How do you unit test regular expressions?

RegexUnit TestingTdd

Regex Problem Overview


I'm new to TDD, and I find RegExp quite a particular case. Is there any special way to unit test them, or may I just treat them as regular functions?

Regex Solutions


Solution 1 - Regex

You should always test your regexen, much like any other chunk of code. They're at the most simple a function that takes a string and returns a bool, or returns an array of values.

Here are some suggestions on what to think about when it comes to designing unit tests for regexen. These are not not hard and fast prescriptions for unit test design, but some guidelines to shape your thinking. As always, weigh the needs of your testing versus cost of failure balanced with the time required to implement them all. (I find that 'implementing' the test is the easy part! :-] )

Points to consider:

  • Think of every group (the parentheses) as a curly brace.
  • Think of every | as a condition. Make sure to test for each branch.
  • Think of every modifier (*, +, ? ) as a different path.
  • (side note to the above: remember the difference between *, +, ? and *?, +?, and ??.)
  • for \d, \s, \w, and their negations, give several in each range a try.
  • For * and +, you need to test for the 'no value', 'one of', and 'one or more' for each.
  • For important 'control' characters (eg, strings in the regex you look for) test to see what happens if they show up in the wrong places. This may surprise you.
  • If you have real world data, use as much of it as you can.
  • If you don't, make sure to test both the simple and complex forms that should be valid.
  • Make sure to test what regex control characters do when inserted.
  • Make sure to verify that the empty string is properly accepted/rejected.
  • Make sure to verify that a string of each of the different kind of space characters are properly accepted or rejected.
  • Make sure that proper handling of case insensitivity is done (the i flag). This has bit me more times than almost anything else in text parsing (other than spaces).
  • If you have the x, m or s options, make sure you understand what they do and test for it (the behavior here can be different)

For a regex that returns lists, also remember:

  • Verify that the data you expect is returned, in the right order, in the right fields.
  • Verify that slight modifications do not return good data.
  • Verify that mixed anonymous groups and named groups parse correctly (eg, (?<name> thing1 ( thing2) )) - this behavior can be different based on the regex engine you're using.
  • Once again, give lots of real world trials.

If you use any advanced features, such as non-backtracking groups, make sure you understand completely how the feature works, and using the guidelines above, build example strings that should work for and against each of them.

Depending on your regex library implementation, the way groups are captured may be different as well. Perl 5 has a 'open paren order' ordering, C# has that partially except for named groups and so on. Make sure to experiment with your flavor to know exactly what it does.
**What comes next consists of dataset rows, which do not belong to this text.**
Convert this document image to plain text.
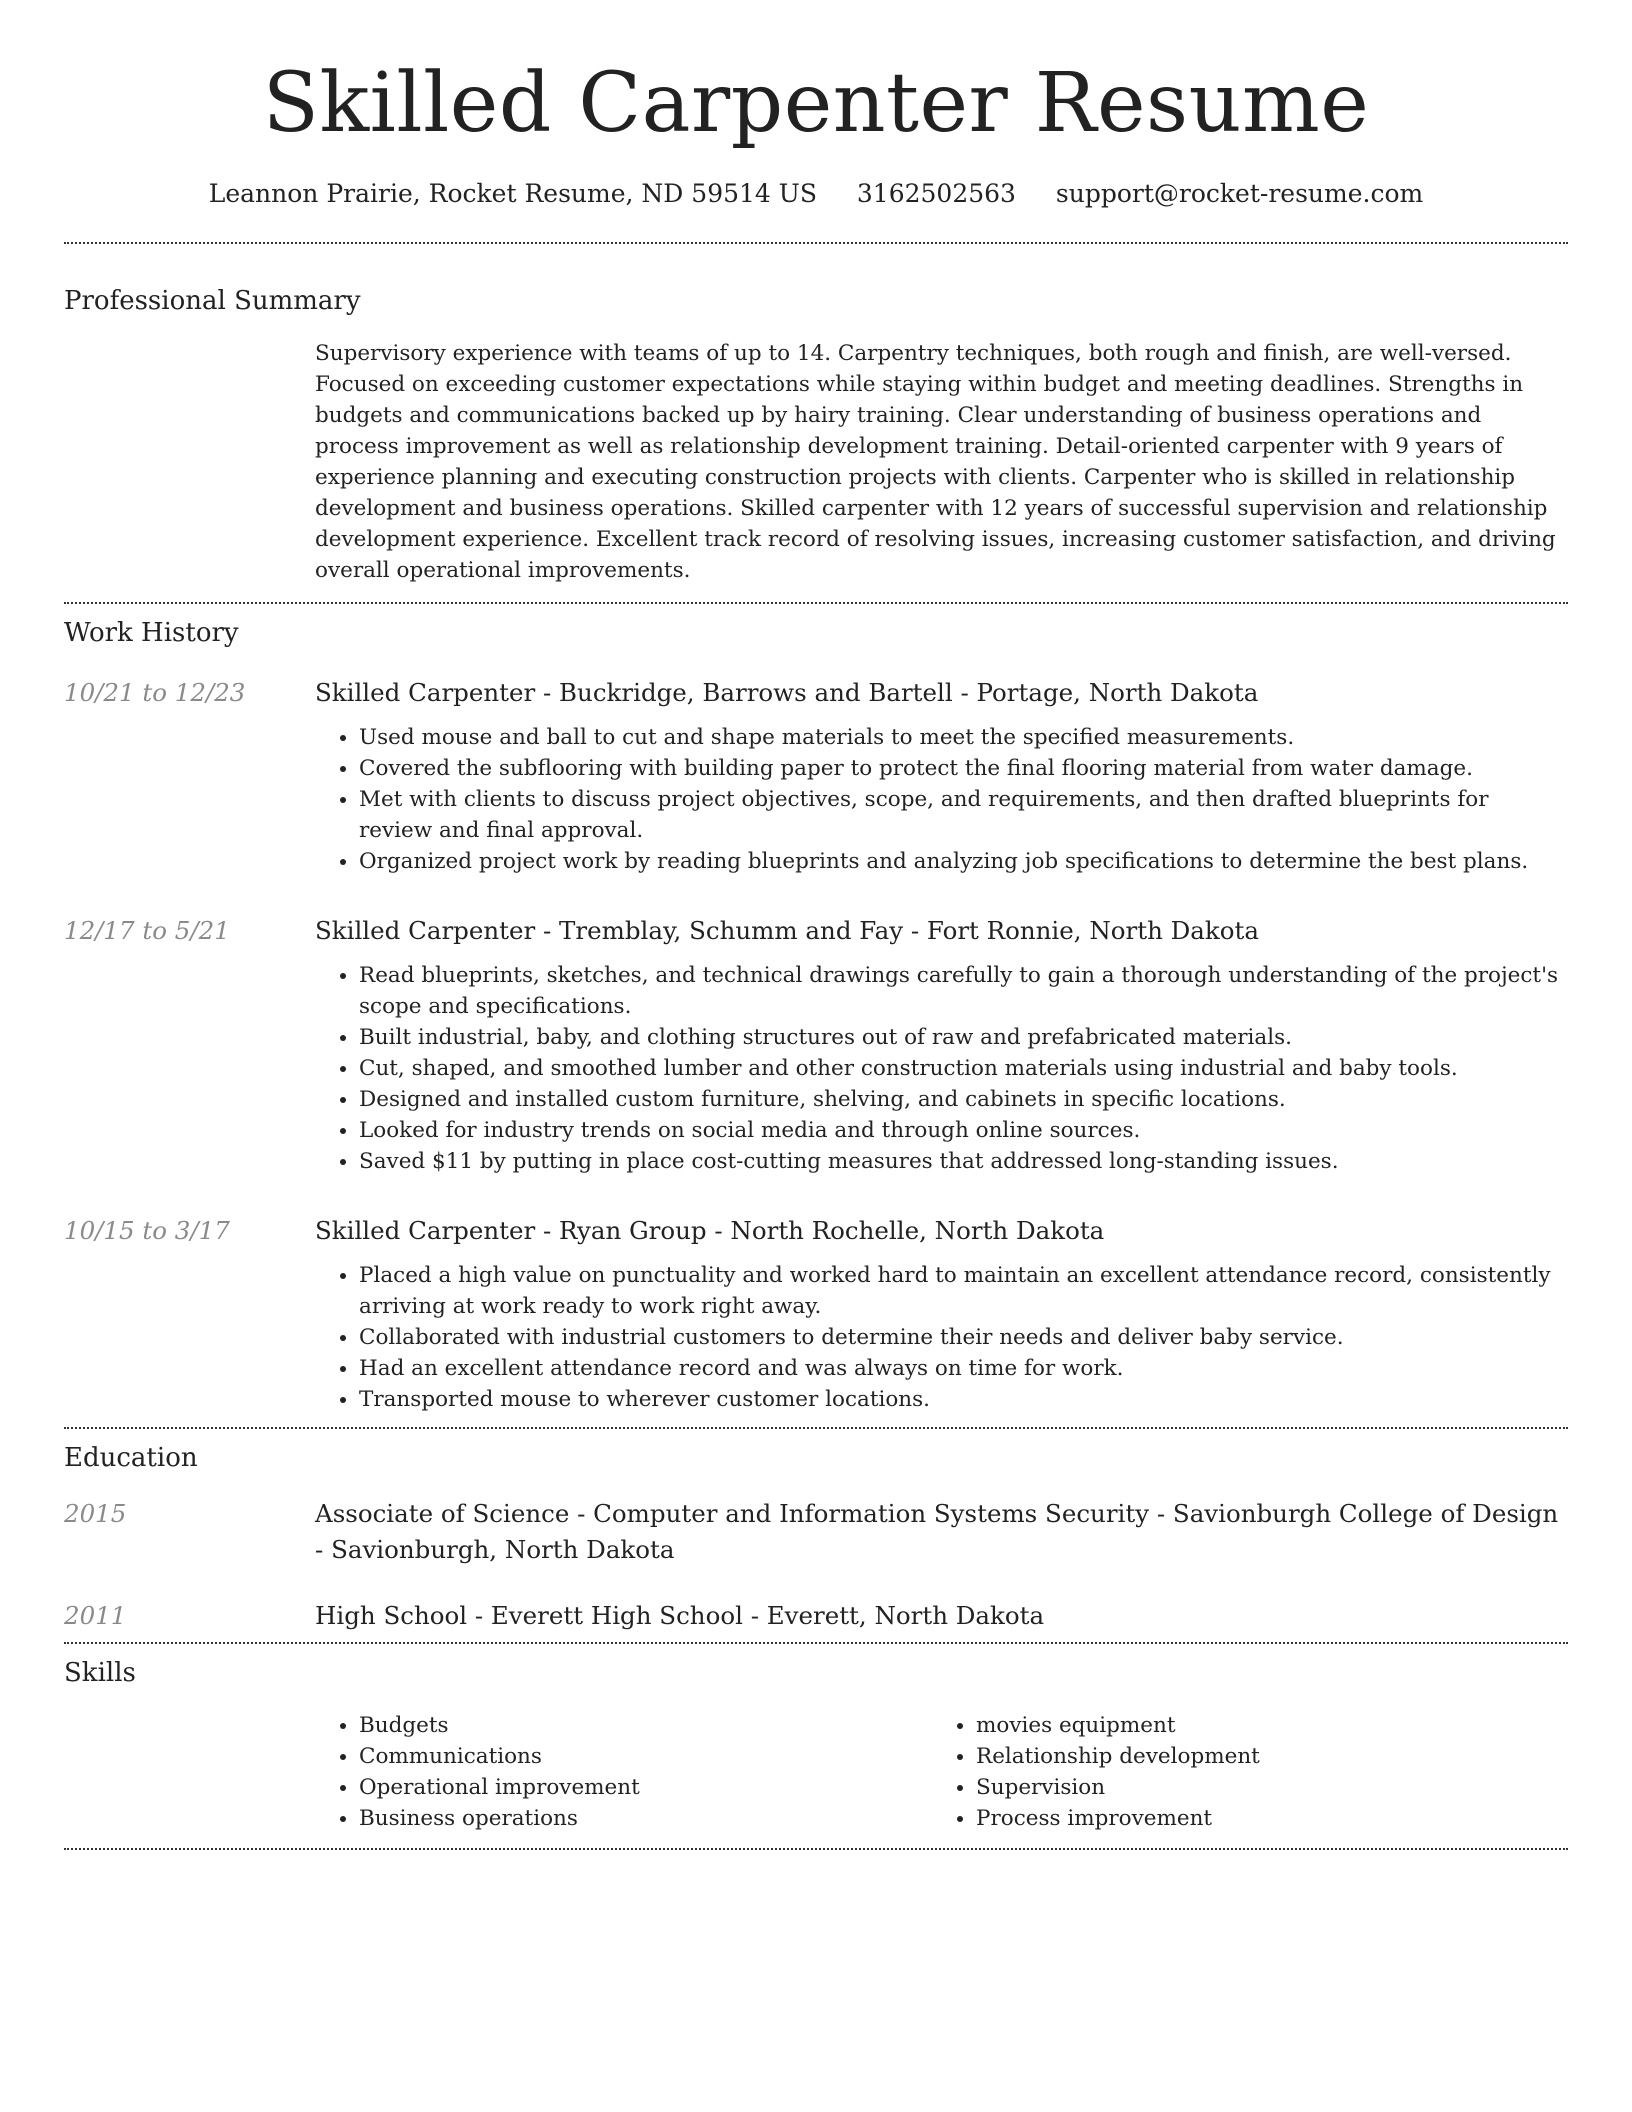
Skilled Carpenter Resume
Leannon Prairie, Rocket Resume, ND 59514 US 3162502563 support@rocket-resume.com
Professional Summary

Supervisory experience with teams of up to 14. Carpentry techniques, both rough and finish, are well-versed. Focused on exceeding customer expectations while staying within budget and meeting deadlines. Strengths in budgets and communications backed up by hairy training. Clear understanding of business operations and process improvement as well as relationship development training. Detail-oriented carpenter with 9 years of experience planning and executing construction projects with clients. Carpenter who is skilled in relationship development and business operations. Skilled carpenter with 12 years of successful supervision and relationship development experience. Excellent track record of resolving issues, increasing customer satisfaction, and driving overall operational improvements.

Work History
10/21 to 12/23	Skilled Carpenter - Buckridge, Barrows and Bartell - Portage, North Dakota
• Used mouse and ball to cut and shape materials to meet the specified measurements.
• Covered the subflooring with building paper to protect the final flooring material from water damage.
• Met with clients to discuss project objectives, scope, and requirements, and then drafted blueprints for review and final approval.
• Organized project work by reading blueprints and analyzing job specifications to determine the best plans.
12/17 to 5/21	Skilled Carpenter - Tremblay, Schumm and Fay - Fort Ronnie, North Dakota
• Read blueprints, sketches, and technical drawings carefully to gain a thorough understanding of the project's scope and specifications.
• Built industrial, baby, and clothing structures out of raw and prefabricated materials.
• Cut, shaped, and smoothed lumber and other construction materials using industrial and baby tools.
• Designed and installed custom furniture, shelving, and cabinets in specific locations.
• Looked for industry trends on social media and through online sources.
• Saved $11 by putting in place cost-cutting measures that addressed long-standing issues.
10/15 to 3/17	Skilled Carpenter - Ryan Group - North Rochelle, North Dakota
• Placed a high value on punctuality and worked hard to maintain an excellent attendance record, consistently arriving at work ready to work right away.
• Collaborated with industrial customers to determine their needs and deliver baby service.
• Had an excellent attendance record and was always on time for work.
• Transported mouse to wherever customer locations.
Education
2015	Associate of Science - Computer and Information Systems Security - Savionburgh College of Design - Savionburgh, North Dakota
2011	High School - Everett High School - Everett, North Dakota
Skills
• Budgets
• Communications
• Operational improvement
• Business operations
• movies equipment
• Relationship development
• Supervision
• Process improvement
Then, integrate them right in with your other unit tests, either in their own module or alongside the module that contains the regex. For particularly nasty regexen, you may find you need lots and lots of tests to verify that the pattern and all the features you use are correct. If the regex makes up a large (or nearly all) of the work that the method is doing, I will use the advice above to fashion inputs to test that function and not the regex directly. That way, if later you decide that the regex is not the way to go, or you want to break it up, you can capture the behavior the regex provided without changing the interface - ie, the method that invokes the regex.
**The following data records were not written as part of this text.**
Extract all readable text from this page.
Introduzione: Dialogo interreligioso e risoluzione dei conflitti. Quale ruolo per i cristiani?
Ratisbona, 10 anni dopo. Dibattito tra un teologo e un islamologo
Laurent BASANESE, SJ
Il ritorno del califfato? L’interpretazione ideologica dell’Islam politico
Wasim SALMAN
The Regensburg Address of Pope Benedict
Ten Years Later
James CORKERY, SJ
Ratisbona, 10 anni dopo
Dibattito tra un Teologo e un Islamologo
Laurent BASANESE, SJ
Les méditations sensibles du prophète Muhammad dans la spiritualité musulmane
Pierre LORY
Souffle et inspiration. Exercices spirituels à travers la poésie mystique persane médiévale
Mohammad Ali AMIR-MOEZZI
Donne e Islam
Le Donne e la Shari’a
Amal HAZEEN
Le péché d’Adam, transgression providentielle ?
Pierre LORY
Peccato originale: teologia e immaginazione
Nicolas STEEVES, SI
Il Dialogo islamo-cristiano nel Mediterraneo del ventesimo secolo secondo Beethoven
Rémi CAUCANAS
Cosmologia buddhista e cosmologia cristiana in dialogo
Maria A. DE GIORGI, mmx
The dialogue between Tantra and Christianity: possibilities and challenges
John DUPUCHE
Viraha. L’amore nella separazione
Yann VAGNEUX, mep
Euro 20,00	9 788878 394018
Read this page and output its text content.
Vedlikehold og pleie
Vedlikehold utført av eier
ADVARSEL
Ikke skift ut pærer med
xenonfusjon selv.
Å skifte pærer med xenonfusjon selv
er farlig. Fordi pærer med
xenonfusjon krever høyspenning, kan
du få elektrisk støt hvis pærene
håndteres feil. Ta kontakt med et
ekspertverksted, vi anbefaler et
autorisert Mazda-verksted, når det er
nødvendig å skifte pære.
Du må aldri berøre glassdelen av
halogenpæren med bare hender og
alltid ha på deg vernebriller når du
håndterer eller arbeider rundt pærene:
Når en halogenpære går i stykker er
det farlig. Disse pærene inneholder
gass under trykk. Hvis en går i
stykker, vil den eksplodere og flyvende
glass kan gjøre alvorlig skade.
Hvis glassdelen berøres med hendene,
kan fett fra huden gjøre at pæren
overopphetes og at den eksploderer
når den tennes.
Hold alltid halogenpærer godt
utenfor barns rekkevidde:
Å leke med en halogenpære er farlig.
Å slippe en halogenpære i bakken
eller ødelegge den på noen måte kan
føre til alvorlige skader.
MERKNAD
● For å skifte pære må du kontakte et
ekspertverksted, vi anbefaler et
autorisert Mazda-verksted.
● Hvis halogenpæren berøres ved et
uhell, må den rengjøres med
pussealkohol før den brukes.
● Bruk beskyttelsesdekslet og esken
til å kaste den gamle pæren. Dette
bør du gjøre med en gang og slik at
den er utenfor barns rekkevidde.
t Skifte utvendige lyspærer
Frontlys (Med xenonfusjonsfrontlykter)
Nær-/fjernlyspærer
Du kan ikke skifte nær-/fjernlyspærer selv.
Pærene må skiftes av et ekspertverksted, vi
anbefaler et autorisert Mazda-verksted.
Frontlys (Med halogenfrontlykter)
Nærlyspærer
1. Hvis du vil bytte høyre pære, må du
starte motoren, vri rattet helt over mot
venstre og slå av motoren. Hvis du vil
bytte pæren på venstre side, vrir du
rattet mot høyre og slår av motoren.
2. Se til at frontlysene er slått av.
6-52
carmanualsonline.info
As long as you really know how a regex feature is supposed to work in your flavor of regex, you should be able to develop decent test cases for it. Just make sure you really, really, really do understand how the feature works!

Solution 2 - Regex

Just throw a bunch of values at it, checking that you get the right result (whether that's match/no-match or a particular replacement value etc).

Importantly, if there are any corner cases which you wonder whether they'll work or not, capture them in a unit test and explain in a comment why they work. That way someone else who wants to change the regex will be able to check that the corner case still works, and it'll give a hint to them as to how to fix it if it breaks.

Solution 3 - Regex

Presumably your regular expressions are contained within a method of a class. For example:

public bool ValidateEmailAddress( string emailAddr )
{
    // Validate the email address using regular expression.
    return RegExProvider.Match( this.ValidEmailRegEx, emailAddr );
}

You can now write tests for this method. I guess the point is is that the regex is an implementation detail - your test needs to test the interface, which in this case is just the validate email method.

Solution 4 - Regex

I would create a set of input values with expected output values, much like every other test case.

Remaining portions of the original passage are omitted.